Eugene Galien: (1854–1941) was a French artist of French-Italian parents and was born in Paris, France on December 11, 1854. He is recognized as a master of French impressionist street scenes spanning four decades. His work is sought out by collectors all over the world.
Well-known in France, his paintings of the early 1900s accurately represent the era in which he lived: a happy, bustling Paris, la Belle Époque, with horse-drawn carriages, trolley cars and its first omnibuses. Galien-Laloue's works are valued not only for their contribution to 20th century art, but for the actual history, which they document. He was a populariser of street scenes, usually painted in autumn or winter.
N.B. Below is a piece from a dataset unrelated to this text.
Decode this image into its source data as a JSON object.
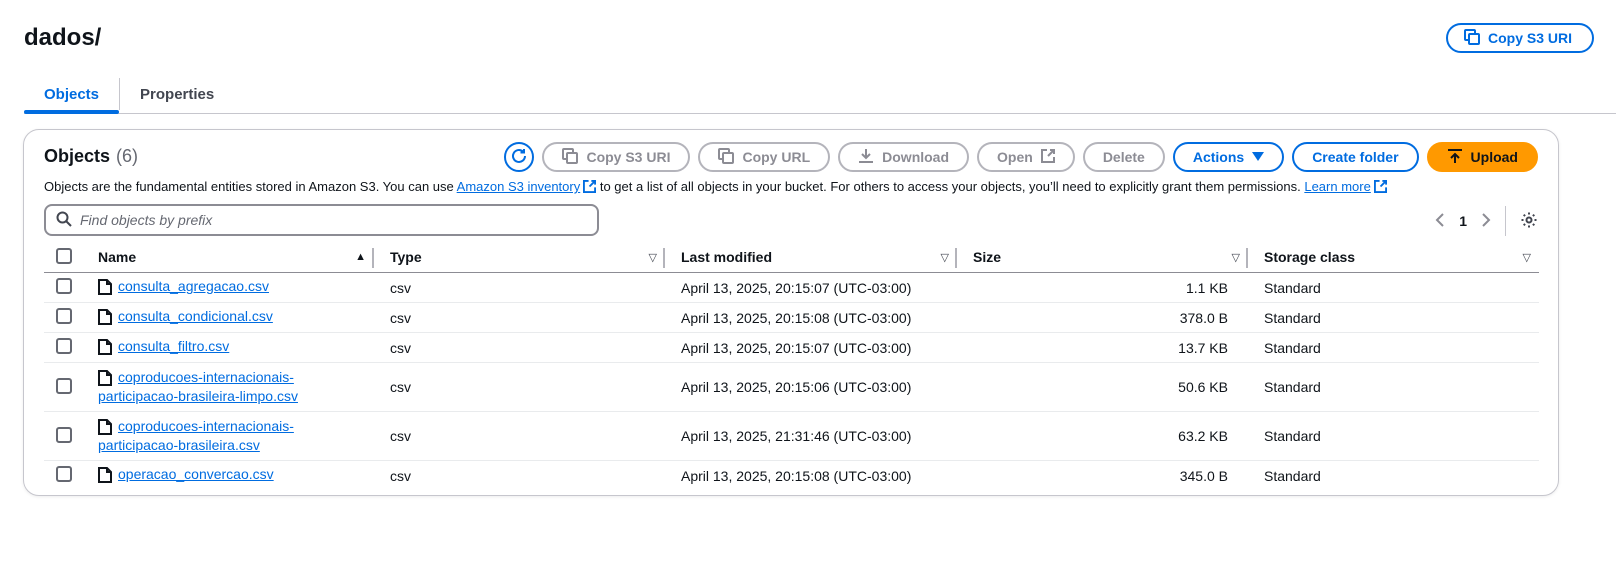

His work can be seen at the Musée des Beaux-Arts, Louvier; Musée des Beaux-Arts, La Rochelle; Mulhouse, France. Galien-Laloue has inspired and influenced many of yesterday's and today's artists, including renowned French impressionists Edouard Leon Cortes and Antoine Blanchard.
A typical Galien-Laloue painting depicts sidewalks and avenues crowded with people or tourists mingling before the capital's monuments. He also painted the landscapes of Normandy and Seine-et-Marne, as well as military scenes he was commissioned to produce in 1914. The Republic of France selected Galien-Laloue to work as a 'war artist,' both during the Franco-Prussian War and World War I, chiefly in watercolor.
"He was originally trained as an architect, but did not enjoy the promotional aspects of the profession. Under the tutelage of Charles Laloue, he quickly gained fame as an artist, specializing in watercolor and gouache."
"Galien-Laloue mastered the depiction of the Belle Epoque Paris street scene, much in the vein of Jean Beraud (1849-1936) or James Jacques Tissot (1836-1902). He portrayed Paris at its best: irresistible shops, boulevards and "quartiers". With delicate line and dramatic lighting, Galien-Laloue documented the daily bustle of one of the world’s most beautiful cities, Paris."
"Galien Laloue continued to paint until 1940, when he broke the arm with which he held his brush...He had become very popular with both French and especially American artists and continued to paint the same scenes of Paris throughout his career. He died in his daughter’s house in Chérence, where they had taken refuge at the beginning of the Second World War, on April 18th, 1941."